Config arguments can be overwritten by command line arguments. For example: python run.py conll04_final --num_train_epochs 50.

Additional details

If do_train = True, the model is trained on the given train split (e.g., 'train') of the given datasets. The final weights and intermediate checkpoints are written in a directory such as experiments/conll04_final-t5-base-ep200-len256-b8-train, with one subdirectory per episode. Results in JSON format are also going to be saved there.

In every episode, the model is trained on a different (random) permutation of the training set. The random seed is given by the episode number, so that every episode always produces the same exact model.

Once a model is trained, it is possible to evaluate it without training again. For this, set do_train = False or (more easily) provide the -e command-line argument: python run.py conll04_final -e.

If do_eval = True, the model is evaluated on the 'dev' split. If do_predict = True, the model is evaluated on the 'test' split.

Arguments

The following are the most important command-line arguments for the run.py script. Run python run.py -h for the full list.

The following are the most important arguments for the config file.
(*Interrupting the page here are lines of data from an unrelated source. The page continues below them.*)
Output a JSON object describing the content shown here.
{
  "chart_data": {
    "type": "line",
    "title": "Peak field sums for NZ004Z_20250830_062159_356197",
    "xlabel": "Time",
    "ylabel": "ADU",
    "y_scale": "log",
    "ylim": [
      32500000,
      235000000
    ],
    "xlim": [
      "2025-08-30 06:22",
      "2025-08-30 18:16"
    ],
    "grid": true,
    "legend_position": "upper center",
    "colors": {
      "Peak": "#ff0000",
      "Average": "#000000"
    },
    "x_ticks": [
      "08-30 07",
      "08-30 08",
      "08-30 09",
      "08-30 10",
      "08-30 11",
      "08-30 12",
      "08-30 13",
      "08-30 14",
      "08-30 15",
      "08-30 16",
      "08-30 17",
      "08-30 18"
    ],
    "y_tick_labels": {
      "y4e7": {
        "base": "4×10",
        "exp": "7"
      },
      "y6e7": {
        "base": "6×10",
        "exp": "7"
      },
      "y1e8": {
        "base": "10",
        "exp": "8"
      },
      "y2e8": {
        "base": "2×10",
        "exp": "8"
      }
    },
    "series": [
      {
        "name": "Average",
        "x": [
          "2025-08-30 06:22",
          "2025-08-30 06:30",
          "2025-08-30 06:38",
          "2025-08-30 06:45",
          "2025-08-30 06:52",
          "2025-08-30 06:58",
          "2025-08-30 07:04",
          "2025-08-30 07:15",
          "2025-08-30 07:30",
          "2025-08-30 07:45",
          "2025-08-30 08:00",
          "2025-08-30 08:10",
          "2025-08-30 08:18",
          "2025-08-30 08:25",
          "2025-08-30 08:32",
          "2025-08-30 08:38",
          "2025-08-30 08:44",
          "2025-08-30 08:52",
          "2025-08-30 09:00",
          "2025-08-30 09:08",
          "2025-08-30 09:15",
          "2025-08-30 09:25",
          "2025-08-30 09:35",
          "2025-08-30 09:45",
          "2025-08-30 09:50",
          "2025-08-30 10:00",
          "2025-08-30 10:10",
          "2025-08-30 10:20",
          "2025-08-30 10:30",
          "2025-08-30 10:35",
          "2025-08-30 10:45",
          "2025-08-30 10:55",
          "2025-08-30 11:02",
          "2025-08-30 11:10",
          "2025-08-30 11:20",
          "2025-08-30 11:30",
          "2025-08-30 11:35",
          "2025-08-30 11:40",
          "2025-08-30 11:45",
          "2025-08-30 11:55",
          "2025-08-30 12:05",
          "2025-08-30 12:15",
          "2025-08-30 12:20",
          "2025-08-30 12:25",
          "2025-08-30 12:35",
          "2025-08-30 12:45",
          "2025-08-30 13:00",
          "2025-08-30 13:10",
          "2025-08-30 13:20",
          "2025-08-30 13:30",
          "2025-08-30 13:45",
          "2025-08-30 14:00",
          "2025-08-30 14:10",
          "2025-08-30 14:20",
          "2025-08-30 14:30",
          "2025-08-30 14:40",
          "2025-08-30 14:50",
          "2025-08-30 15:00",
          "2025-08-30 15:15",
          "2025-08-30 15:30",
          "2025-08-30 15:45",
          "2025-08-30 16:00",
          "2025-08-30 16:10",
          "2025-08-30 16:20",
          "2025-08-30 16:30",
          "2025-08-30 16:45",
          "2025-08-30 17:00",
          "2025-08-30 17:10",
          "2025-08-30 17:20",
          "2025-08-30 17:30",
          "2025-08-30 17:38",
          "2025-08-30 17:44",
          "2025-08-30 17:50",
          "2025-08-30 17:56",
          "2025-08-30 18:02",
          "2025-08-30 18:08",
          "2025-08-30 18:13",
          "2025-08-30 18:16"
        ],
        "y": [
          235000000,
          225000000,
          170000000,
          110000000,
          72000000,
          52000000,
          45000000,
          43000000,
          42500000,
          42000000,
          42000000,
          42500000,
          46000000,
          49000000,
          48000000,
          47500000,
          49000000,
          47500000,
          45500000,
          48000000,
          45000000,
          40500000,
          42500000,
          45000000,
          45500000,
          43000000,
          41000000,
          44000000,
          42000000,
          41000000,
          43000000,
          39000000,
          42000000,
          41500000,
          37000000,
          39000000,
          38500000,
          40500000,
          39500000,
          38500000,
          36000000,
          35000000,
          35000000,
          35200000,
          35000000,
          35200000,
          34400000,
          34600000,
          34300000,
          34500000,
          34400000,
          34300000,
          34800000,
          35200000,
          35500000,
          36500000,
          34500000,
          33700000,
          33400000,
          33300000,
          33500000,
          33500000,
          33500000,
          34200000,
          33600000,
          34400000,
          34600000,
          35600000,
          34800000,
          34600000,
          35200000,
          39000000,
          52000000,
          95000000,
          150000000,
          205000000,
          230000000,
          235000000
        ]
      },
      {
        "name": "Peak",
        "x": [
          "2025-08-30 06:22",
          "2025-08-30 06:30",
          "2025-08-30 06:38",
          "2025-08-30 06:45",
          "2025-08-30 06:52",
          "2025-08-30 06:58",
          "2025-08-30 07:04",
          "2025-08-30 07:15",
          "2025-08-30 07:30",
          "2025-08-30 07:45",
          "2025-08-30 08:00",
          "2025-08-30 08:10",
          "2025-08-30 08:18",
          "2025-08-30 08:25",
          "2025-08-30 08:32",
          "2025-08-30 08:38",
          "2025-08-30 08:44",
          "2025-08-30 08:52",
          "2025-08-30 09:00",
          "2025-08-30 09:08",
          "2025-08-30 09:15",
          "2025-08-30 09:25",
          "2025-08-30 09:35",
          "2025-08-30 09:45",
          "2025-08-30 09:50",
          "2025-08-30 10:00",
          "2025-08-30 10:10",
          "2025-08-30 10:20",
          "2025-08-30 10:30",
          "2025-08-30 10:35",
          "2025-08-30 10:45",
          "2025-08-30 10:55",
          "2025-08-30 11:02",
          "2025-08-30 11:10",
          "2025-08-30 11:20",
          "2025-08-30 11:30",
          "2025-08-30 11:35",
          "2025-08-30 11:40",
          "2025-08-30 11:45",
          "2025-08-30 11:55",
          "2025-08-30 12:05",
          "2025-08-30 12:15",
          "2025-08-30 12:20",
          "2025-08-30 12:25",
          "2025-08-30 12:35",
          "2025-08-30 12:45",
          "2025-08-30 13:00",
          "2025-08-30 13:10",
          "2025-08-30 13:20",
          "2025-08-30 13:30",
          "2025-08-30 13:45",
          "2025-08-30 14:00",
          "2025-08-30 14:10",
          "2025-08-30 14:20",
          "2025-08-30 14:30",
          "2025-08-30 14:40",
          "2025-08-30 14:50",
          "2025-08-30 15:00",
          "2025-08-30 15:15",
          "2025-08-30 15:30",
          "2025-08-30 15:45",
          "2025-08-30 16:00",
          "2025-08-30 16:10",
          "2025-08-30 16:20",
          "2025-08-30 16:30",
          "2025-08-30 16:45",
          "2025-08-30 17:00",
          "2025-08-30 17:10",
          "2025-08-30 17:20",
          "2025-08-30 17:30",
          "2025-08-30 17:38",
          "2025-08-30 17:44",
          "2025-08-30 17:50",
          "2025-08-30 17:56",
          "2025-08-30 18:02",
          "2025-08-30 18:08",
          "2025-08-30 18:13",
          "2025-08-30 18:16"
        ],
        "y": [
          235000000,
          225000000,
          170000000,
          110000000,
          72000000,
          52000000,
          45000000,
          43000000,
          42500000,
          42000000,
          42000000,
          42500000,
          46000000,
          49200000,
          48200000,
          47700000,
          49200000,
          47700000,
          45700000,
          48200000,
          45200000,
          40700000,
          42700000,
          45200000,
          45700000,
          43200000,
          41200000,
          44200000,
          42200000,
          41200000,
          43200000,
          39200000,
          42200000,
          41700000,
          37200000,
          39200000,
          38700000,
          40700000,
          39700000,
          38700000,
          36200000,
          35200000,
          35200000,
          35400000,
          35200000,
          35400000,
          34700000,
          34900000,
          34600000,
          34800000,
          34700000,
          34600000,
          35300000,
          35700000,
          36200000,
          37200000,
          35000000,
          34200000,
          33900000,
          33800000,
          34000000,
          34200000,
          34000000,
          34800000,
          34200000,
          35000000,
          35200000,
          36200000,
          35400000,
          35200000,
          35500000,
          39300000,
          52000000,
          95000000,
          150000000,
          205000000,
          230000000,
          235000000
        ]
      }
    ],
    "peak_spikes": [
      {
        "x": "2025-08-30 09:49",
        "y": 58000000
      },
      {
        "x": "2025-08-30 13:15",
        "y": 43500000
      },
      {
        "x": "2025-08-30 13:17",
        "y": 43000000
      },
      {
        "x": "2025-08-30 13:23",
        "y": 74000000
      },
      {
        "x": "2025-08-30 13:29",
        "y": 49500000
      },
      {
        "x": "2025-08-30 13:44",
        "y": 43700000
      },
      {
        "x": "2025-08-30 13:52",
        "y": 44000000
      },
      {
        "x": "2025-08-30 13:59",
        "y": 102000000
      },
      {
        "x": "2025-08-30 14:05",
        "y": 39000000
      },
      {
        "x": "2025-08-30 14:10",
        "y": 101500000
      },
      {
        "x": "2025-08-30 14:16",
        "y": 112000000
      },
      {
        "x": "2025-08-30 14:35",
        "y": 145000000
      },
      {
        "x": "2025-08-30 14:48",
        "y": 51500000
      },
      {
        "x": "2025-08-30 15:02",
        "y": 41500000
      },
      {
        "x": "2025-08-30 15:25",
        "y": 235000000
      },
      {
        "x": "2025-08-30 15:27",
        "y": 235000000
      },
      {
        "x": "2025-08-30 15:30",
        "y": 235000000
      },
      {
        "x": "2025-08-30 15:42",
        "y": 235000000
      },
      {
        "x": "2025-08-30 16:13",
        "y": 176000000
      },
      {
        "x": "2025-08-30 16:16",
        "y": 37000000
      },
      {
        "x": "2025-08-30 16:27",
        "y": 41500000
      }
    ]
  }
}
See the sample config file to understand the format.

See arguments.py and transformers.TrainingArguments for additional config arguments.

Fine-tuned multi-task model

The weights of our multi-task model (released under the CC BY 4.0 license) can be downloaded here: https://tanl.s3.amazonaws.com/tanl-multitask.zip

Extract the zip file in the experiments/ directory. This will create a subdirectory called multitask-t5-base-ep50-len512-b8-train,dev-overlap96. For example, to test the multi-task model on the CoNLL04 dataset, run python run.py multitask -e --eval_datasets conll04.

Note that: the multitask job is defined in config.ini; the -e flag is used to skip training and run evaluation only; the name of the subdirectory containing the weights is compatible with the definition of the multitask job.

The multi-task model was fine-tuned as described in the paper. The results differ slightly from what is reported in the paper due to small code changes.

Licenses

The code of this repository is released under the Apache 2.0 license. The weights of the fine-tuned multi-task model are released under the CC BY 4.0 license.